Poussons donc un peu plus loin cette analyse bien commencée, en utilisant les termes mêmes de son auteur : quel est le « patrimoine spirituel » commun à tous les pays « protestataires » contre la « tyrannie » de Bruxelles ?
Pour répondre à cette question,deux éléments liminaires sont à noter spécialement :
-1/à l’époque, l’inspiration fondamentale des 6 pays fondateurs du « Marché Commun »d’origine, était bien catholique, à l’image de la majorité gouvernementale de chacun des 6 pays signataires du traité, signé précisément à Rome,en 1957.
Cette signature symbolique le fut à la demande expresse du pape d’alors,Pie XII,disparu en 1958.Alors même que 34 ans plus tard,-avant la signature du traité de Maastricht en 1992,-traité créateur de l’Union Européenne-,le pape Benoit XVI s’est vu obstinément refuser par le président Chirac de porter dans le traiter la juste mention des « origines chrétiennes » de l’Europe ! Chirac se mettait ainsi dans le regrettable sillage des révolutionnaires,laïques,républicains et maçons de 1793 qui ont toujours inspiré les inutiles et néfastes actions de nos républiques, la IIIème en particulier, plus humiliante encore que les autres, démollisseuses des traditions religieuses françaises !
2-dans les pays anglo-saxons, le calvinisme militant, et souvent sectaire, sert encore de support métaphysique ,(plus par le faux que par le vrai) pour empêcher notamment la canonisation de Pie XII par ses successeurs,-pourtant mieux placés qu’eux pour remplir une telle mission religieuse !-).
C’est presque un truisme de rappeler que le matérialisme y règne en maître souverain, par l’argent et ses tributaires, même s’il se déguise en libéralisme agressif ou pépère.(Il est certain, cependant,que le matérialisme du défunt communisme exterminateur était plus tragique encore ).

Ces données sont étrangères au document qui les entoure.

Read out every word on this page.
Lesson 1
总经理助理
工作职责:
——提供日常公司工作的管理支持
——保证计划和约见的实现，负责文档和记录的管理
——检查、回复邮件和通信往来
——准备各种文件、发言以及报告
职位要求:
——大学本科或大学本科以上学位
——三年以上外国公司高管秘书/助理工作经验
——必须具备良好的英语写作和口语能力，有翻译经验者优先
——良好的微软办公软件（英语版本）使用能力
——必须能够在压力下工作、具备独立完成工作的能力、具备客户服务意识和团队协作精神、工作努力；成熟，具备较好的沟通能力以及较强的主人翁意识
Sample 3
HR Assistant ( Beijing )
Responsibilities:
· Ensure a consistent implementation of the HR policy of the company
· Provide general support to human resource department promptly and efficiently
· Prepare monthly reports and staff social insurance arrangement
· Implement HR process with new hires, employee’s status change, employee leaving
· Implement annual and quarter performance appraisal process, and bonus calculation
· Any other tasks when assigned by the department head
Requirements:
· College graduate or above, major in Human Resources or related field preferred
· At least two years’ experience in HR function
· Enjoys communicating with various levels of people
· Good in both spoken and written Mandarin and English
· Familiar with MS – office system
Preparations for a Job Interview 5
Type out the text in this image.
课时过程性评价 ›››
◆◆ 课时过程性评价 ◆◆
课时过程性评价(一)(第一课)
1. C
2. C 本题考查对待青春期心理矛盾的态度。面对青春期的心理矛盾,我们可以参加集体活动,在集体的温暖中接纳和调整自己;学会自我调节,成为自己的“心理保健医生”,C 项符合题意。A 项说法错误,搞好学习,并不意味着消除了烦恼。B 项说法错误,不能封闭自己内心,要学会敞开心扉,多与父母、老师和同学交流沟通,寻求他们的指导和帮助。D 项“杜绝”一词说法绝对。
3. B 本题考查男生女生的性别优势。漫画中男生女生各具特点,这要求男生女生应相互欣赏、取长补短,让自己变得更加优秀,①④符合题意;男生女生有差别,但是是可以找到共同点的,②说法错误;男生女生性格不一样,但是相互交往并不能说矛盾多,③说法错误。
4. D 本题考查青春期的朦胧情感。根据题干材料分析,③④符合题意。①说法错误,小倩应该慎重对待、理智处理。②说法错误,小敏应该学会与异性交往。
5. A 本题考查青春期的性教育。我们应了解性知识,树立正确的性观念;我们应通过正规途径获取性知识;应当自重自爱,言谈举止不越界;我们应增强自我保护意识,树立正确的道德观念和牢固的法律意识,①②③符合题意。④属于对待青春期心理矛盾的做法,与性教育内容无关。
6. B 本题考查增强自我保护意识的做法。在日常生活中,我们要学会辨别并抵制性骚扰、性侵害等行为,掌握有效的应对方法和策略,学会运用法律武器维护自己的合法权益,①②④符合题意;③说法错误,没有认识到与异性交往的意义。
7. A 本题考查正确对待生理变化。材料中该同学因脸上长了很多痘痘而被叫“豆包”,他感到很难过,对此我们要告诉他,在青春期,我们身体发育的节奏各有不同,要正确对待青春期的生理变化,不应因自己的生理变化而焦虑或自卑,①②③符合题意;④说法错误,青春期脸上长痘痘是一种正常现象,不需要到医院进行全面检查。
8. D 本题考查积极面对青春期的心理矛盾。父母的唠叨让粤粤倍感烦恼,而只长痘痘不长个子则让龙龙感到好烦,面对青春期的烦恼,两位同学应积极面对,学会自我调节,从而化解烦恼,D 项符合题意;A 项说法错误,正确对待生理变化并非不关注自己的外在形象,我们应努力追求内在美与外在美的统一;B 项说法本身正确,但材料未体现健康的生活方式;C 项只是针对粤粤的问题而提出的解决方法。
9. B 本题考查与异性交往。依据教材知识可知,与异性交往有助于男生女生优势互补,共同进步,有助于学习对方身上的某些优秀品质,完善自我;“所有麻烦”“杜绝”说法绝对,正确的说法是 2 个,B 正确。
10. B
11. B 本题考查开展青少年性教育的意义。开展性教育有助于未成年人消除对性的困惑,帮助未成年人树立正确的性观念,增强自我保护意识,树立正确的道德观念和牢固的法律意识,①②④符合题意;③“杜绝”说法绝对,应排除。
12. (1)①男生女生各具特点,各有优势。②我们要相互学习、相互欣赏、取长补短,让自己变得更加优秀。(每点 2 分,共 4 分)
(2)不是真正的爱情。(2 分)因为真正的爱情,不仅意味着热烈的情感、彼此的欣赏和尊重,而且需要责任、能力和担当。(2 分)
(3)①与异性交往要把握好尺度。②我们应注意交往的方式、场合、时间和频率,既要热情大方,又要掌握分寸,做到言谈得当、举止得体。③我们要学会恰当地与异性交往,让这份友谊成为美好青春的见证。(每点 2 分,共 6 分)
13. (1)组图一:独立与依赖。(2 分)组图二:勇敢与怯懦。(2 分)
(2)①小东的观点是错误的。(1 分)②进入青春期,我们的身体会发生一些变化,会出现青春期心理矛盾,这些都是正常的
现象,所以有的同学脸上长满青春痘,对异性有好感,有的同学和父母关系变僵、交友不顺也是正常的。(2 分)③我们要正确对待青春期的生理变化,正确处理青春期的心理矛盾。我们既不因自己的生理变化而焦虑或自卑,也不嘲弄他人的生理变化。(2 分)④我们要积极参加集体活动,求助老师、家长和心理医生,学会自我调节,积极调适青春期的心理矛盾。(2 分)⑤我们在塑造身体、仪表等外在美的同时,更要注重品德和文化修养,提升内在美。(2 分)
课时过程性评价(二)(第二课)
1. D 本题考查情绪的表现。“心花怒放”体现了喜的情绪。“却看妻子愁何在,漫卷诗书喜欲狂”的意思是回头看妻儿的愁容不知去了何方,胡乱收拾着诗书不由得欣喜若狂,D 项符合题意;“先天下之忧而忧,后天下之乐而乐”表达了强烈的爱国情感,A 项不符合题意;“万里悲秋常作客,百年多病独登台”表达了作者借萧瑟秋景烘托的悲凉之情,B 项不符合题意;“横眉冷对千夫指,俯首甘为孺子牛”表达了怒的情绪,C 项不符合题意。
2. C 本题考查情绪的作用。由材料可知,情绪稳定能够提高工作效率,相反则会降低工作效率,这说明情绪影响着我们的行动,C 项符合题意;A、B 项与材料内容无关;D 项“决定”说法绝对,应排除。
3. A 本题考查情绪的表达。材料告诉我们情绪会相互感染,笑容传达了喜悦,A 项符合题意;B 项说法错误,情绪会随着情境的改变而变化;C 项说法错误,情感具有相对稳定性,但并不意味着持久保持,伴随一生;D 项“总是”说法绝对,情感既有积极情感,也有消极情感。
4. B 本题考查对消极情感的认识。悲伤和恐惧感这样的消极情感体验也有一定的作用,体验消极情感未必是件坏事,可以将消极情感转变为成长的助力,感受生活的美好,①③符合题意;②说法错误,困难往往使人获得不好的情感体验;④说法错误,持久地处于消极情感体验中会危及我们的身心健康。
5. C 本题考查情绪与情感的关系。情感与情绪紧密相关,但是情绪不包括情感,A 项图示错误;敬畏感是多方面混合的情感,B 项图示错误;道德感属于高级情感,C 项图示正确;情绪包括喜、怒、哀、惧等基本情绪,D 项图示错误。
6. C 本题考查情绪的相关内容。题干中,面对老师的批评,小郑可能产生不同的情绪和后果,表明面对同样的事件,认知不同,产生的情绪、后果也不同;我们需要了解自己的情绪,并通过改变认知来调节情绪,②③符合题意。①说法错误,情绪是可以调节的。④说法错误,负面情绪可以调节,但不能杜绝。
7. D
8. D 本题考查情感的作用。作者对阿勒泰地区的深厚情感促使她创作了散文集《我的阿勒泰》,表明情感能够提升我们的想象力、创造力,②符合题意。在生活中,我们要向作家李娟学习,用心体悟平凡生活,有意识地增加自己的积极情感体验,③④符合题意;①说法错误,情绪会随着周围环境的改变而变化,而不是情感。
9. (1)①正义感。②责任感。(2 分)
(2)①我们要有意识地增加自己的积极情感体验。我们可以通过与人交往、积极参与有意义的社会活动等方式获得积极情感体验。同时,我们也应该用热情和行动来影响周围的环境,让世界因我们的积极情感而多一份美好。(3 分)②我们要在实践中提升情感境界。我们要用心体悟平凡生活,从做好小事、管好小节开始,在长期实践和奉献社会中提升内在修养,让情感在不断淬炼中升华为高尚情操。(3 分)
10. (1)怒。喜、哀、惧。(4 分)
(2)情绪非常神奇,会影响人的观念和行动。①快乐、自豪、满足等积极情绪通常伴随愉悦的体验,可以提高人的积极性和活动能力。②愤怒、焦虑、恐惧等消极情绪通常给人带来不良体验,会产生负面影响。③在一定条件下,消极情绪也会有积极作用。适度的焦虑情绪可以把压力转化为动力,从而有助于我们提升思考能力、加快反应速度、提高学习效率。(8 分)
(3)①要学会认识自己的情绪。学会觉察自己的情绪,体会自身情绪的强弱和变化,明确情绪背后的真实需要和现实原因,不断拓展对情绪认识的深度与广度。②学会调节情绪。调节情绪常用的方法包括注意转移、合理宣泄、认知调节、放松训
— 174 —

Dans ces conditions, il ne faut guère s’étonner de voir l’Italie,-laquelle,à l’inverse d’une France, oublieuse voulue de ses origines-,n’a pas peur d’afficher les siennes,-se joindre aux alarmes de la Hongrie,de la Slovénie,de la Tchéquie,de la Pologne,et, déjà, paraît-il,de la Lithuanie,tous pays marqués par un catholicisme historique, depuis toujours combattu,honni même, par le laisser-faire matérialiste anglo-saxon.